How Liberty Global Is ‘Living Up’ To Cross-Industry Competition

Rhona Bradshaw, VP of customer experience transformation at Liberty Global, has a key role in a company experiencing its own fundamental shift: evolving its legacy infrastructure to compete with a host of digital-native competitors.

How Liberty Global Is ‘Living Up’ To Cross-Industry Competition

by CMO by Adobe EMEA Staff

Posted on 07-23-2018

Rhona Bradshaw, VP of customer experience transformation at Liberty Global, has a key role in a company experiencing its own fundamental shift: evolving its legacy infrastructure to compete with a host of digital-native competitors. Working with Liberty Global regional brands UPC Ireland and Virgin Media since 2006, she made the move to the international TV and broadband holding company last year.

Tasked with a wide-ranging remit to transform digital experiences for company employees and consumers over a five-year period, Bradshaw said she is enjoying her strategic focus. She told how the company’s full-circle programme Atlas is encouraging agile thinking and a new pace of change. Can you give us some background on the company and your role?

Bradshaw: We have more than 13 different companies across Europe, with 26,000 employees serving around 26 million customers. You would know us more by our local brands, such as Virgin Media in the U.K., Telenet in Belgium, or Unitymedia in Germany.

Essentially, my role is to help the business transform the type of experiences we offer–how we think about the end customer and how they feel about the way they interact with us. I’m trying to drive digital conversations, interactions, and transactions so that we can be a lot more 21st century and engage with people in a way that will make them want to continue engaging with us. How has the way you engage with customers changed?

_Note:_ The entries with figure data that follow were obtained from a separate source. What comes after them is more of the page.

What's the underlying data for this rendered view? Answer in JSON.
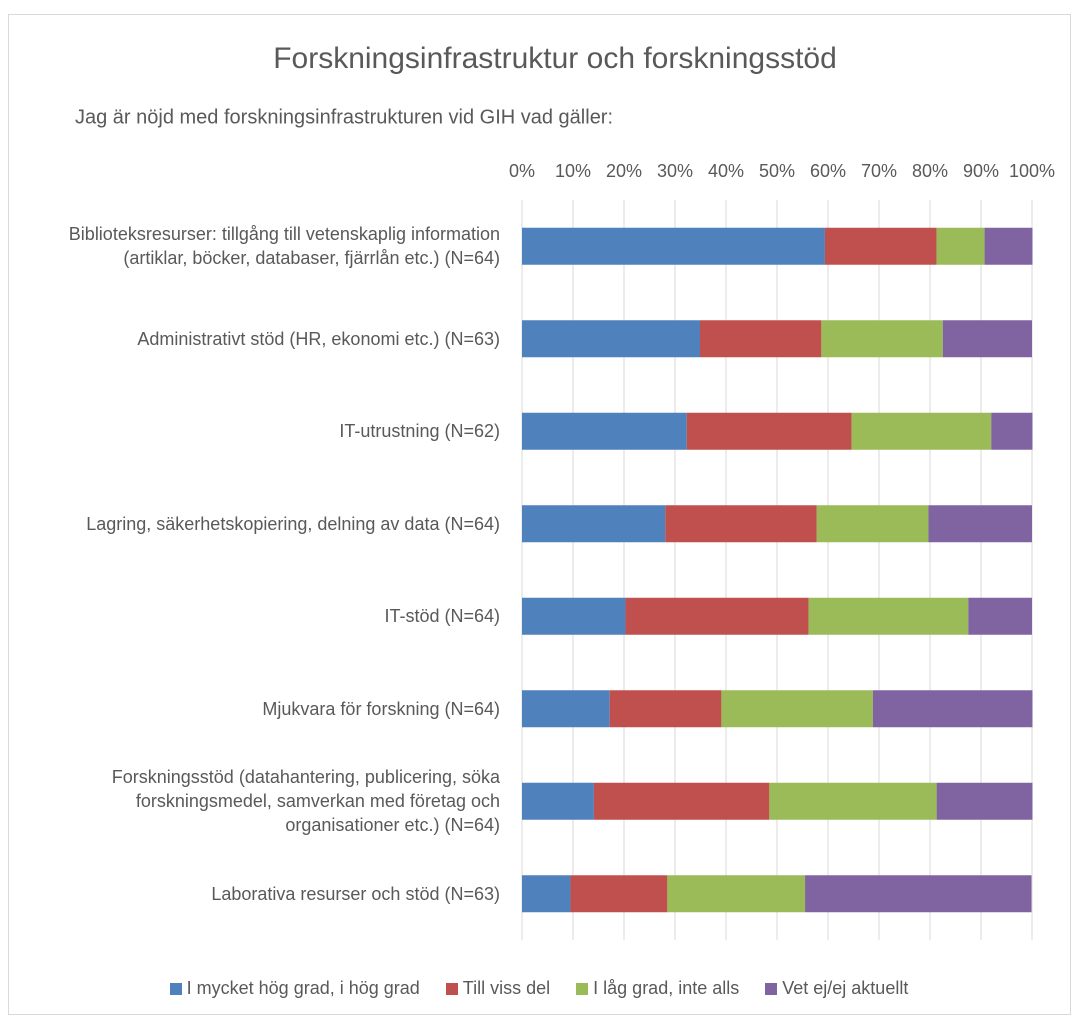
{
  "chart_data": {
    "type": "stacked_bar_horizontal",
    "title": "Forskningsinfrastruktur och forskningsstöd",
    "subtitle": "Jag är nöjd med forskningsinfrastrukturen vid GIH vad gäller:",
    "categories": [
      "Biblioteksresurser: tillgång till vetenskaplig information (artiklar, böcker, databaser, fjärrlån etc.) (N=64)",
      "Administrativt stöd (HR, ekonomi etc.) (N=63)",
      "IT-utrustning (N=62)",
      "Lagring, säkerhetskopiering, delning av data (N=64)",
      "IT-stöd (N=64)",
      "Mjukvara för forskning (N=64)",
      "Forskningsstöd (datahantering, publicering, söka forskningsmedel, samverkan med företag och organisationer etc.) (N=64)",
      "Laborativa resurser och stöd (N=63)"
    ],
    "series": [
      {
        "name": "I mycket hög grad, i hög grad",
        "color": "#4f81bd",
        "values": [
          59.4,
          34.9,
          32.3,
          28.1,
          20.3,
          17.2,
          14.1,
          9.5
        ]
      },
      {
        "name": "Till viss del",
        "color": "#c0504d",
        "values": [
          21.9,
          23.8,
          32.3,
          29.7,
          35.9,
          21.9,
          34.4,
          19.0
        ]
      },
      {
        "name": "I låg grad, inte alls",
        "color": "#9bbb59",
        "values": [
          9.4,
          23.8,
          27.4,
          21.9,
          31.3,
          29.7,
          32.8,
          27.0
        ]
      },
      {
        "name": "Vet ej/ej aktuellt",
        "color": "#8064a2",
        "values": [
          9.4,
          17.5,
          8.1,
          20.3,
          12.5,
          31.3,
          18.8,
          44.4
        ]
      }
    ],
    "xlim": [
      0,
      100
    ],
    "xticks": [
      {
        "value": 0,
        "label": "0%"
      },
      {
        "value": 10,
        "label": "10%"
      },
      {
        "value": 20,
        "label": "20%"
      },
      {
        "value": 30,
        "label": "30%"
      },
      {
        "value": 40,
        "label": "40%"
      },
      {
        "value": 50,
        "label": "50%"
      },
      {
        "value": 60,
        "label": "60%"
      },
      {
        "value": 70,
        "label": "70%"
      },
      {
        "value": 80,
        "label": "80%"
      },
      {
        "value": 90,
        "label": "90%"
      },
      {
        "value": 100,
        "label": "100%"
      }
    ],
    "grid": true,
    "legend": "bottom"
  }
}
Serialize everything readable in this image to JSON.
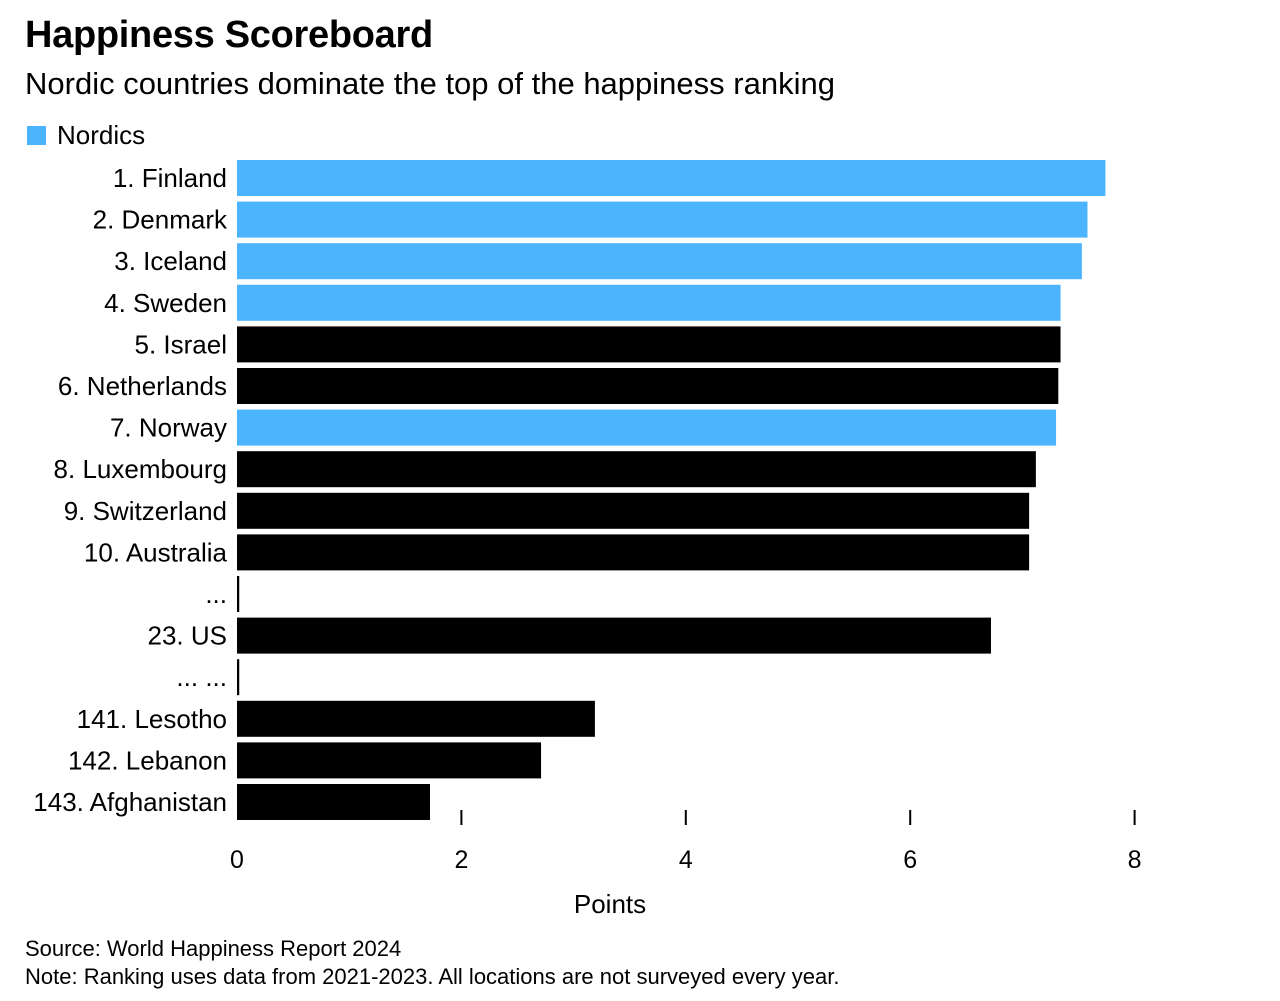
{
  "title": "Happiness Scoreboard",
  "subtitle": "Nordic countries dominate the top of the happiness ranking",
  "legend": {
    "label": "Nordics",
    "color": "#4cb3ff"
  },
  "colors": {
    "nordic": "#4cb3ff",
    "other": "#000000"
  },
  "source": "Source: World Happiness Report 2024",
  "note": "Note: Ranking uses data from 2021-2023. All locations are not surveyed every year.",
  "chart_data": {
    "type": "bar",
    "orientation": "horizontal",
    "title": "Happiness Scoreboard",
    "subtitle": "Nordic countries dominate the top of the happiness ranking",
    "xlabel": "Points",
    "ylabel": "",
    "xlim": [
      0,
      8
    ],
    "xticks": [
      0,
      2,
      4,
      6,
      8
    ],
    "grid": false,
    "legend_position": "top-left",
    "categories": [
      "1. Finland",
      "2. Denmark",
      "3. Iceland",
      "4. Sweden",
      "5. Israel",
      "6. Netherlands",
      "7. Norway",
      "8. Luxembourg",
      "9. Switzerland",
      "10. Australia",
      "...",
      "23. US",
      "... ...",
      "141. Lesotho",
      "142. Lebanon",
      "143. Afghanistan"
    ],
    "values": [
      7.74,
      7.58,
      7.53,
      7.34,
      7.34,
      7.32,
      7.3,
      7.12,
      7.06,
      7.06,
      0.02,
      6.72,
      0.02,
      3.19,
      2.71,
      1.72
    ],
    "nordic": [
      true,
      true,
      true,
      true,
      false,
      false,
      true,
      false,
      false,
      false,
      false,
      false,
      false,
      false,
      false,
      false
    ]
  }
}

Bradshaw: What we’re finding is that all of our customers are becoming a lot more digitally savvy. They’re interacting through devices like their mobiles and tablets more frequently. They’re expecting us as a business to offer them experiences and interactions that live up to those that they’re having with other brands. We see ourselves as that kind of an aggregator of choice for customers, so whether it’s the content that you can access through our set-top boxes like Netflix, for example, or whether it’s just the connectivity that you use in your devices to access other brands that you engage with, we see that as being the ultimate end-to-end experience for our customer. You alluded to cross-vertical competition. How do you deal with that?

Bradshaw: I think it’s one of the major challenges for our business and in the wider industry. Customers don’t necessarily compare us to the same brands or the same companies that do what we do. For them, the Ubers, the Amazons, or anybody that they’re interacting with on a day-to-day basis is the comparator that you have to live up to. People don’t necessarily think about the fact that in the UK, for example, Sky is our natural competitor. If they’re able to order something on Amazon and get it the next day, they don’t understand why they can’t do the same thing with Virgin Media, our UK business. These digital native companies have really transformed expectations of experience. They’re the leaders in this space, and they’re the ones that we’re trying to catch up with and learn from. And how willing are your customers to trade data for those great experiences?

Bradshaw: I think there is a little bit of a misnomer that people don’t necessarily want personalisation because of the data trade that comes with it. What we’ve found is that actually, when 80% of people come online, they want to have that personalised experience. Those that have a personalised experience when they come back to us are much more likely to convert than those who have returned and not seen any sort of recognition that they’ve been there before. We see a range of about 10% to 15% higher conversion when we personalise something versus actually when we just keep a vanilla message out there. That’s super important for us to know. It illustrates the importance of respecting the customer’s data, but also being able to use it in the most effective way to enhance their experiences. I understand that you’re undergoing a wide-reaching digital transformation programme. What does that involve?

Bradshaw: We refer to it internally as Atlas, and it’s all about transforming our customer experience and transforming our business so that we can meet the needs of our customers. More importantly, though, it’s about embedding that pace of change in our operations so that we can live up to the type of competition coming our way. It’s founded on three core pillars: technology, experience, and culture.

The technology piece is all about having a single stack, a single architecture that allows us to do more and to do it faster. The experience pillar is about making sure that we think about the art of the possible, the type of utopian experiences that people want to have with us, whether it’s using the latest tech or just having a seamless end-to-end experience when they start in one channel and decide to finish in another. The culture element concerns our operating model and the principles that we hold closest. It also looks at the skill set of the future and the type of people that we need in our organisation to create sustainable change.

We want to create an ecosystem that allows us to connect all three elements, and we see the cultural aspect as being the underpinning piece across the whole thing. So how do you go about trying to create that cultural change?

Bradshaw: We’re trying to think about different ways that we can encourage people to be a little bit more agile in their thinking when they’re involved in problem solving or planning. There’s no pill that you can take to fix this; it takes time and requires patience. My colleagues and I need to do an awful lot of influencing. It will involve lots of small proofs of concepts along the way, trying to demonstrate the power or the validity of change and how it can be positive. It’s about having a north star or a vision that you can commit to that will help you stay on course, while recognising that sometimes you have to deviate when unexpected things happen.